E, acima de tudo, contavam com um presidente diferente. A ideia que muitos na comunicação social venderam, e quiseram acreditar, era a de que o AVB seria um presidente institucional, manso, previsível, alguém que entraria no jogo deles sem o dominar, tudo em nome de melhorar o futebol português. Um perfil “tranquilo”, que deixaria o clube ser empurrado para segundo plano pelos de sempre.

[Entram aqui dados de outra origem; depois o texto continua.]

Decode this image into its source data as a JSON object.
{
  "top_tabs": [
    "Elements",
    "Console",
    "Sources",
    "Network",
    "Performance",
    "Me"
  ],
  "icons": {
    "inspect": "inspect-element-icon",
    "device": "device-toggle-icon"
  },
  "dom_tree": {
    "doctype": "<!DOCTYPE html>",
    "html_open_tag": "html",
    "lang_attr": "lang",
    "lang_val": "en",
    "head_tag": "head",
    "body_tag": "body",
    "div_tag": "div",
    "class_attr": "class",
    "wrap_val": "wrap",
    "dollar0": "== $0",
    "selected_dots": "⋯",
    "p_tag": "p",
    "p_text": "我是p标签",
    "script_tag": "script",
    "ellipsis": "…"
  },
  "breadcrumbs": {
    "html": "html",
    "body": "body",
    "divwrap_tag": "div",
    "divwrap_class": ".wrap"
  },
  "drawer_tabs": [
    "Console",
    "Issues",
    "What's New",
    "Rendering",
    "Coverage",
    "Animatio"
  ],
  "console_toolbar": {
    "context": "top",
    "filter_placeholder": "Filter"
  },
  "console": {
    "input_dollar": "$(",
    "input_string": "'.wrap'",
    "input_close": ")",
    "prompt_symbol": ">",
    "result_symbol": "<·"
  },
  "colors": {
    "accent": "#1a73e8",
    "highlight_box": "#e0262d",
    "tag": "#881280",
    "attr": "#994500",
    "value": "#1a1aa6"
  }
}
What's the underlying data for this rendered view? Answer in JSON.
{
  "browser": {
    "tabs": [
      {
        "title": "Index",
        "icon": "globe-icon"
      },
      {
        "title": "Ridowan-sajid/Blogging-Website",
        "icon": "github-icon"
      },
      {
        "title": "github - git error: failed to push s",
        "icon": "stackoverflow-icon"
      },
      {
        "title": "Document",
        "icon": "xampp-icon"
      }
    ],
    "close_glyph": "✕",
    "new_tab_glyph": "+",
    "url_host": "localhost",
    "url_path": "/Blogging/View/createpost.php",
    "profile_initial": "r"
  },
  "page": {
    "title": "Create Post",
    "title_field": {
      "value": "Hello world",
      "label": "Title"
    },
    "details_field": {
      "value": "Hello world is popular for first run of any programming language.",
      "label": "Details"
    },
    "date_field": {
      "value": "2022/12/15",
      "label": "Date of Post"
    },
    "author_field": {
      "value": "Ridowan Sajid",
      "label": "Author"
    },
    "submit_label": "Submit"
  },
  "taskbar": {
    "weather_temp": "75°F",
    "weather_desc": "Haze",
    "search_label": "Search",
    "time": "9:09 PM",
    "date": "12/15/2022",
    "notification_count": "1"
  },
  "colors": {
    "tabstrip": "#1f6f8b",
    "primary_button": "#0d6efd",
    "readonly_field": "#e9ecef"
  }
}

Passados 12 meses, a realidade é outra.
O que têm pela frente é, afinal, mais do mesmo FC Porto vencedor. Um clube que se reorganizou depois dos erros da época passada que serviram de aprendizagem, que responde, que não se deixa condicionar nem comer de cebolada por ninguém, nem pelo costume do Regime, nem pela narrativa do Esportiva.
E é aqui que entra o desespero. Porque quando a expectativa era de fragilidade e encontram resistência, quando esperavam um Porto dócil e encontram um Porto competitivo, a reação é sempre a mesma, ruído, crítica permanente, tentativa de desvalorização.
Espero que sejam, não 40, mais 1000 anos disto, aliás que sejam mais 1000 anos melhores do que isto!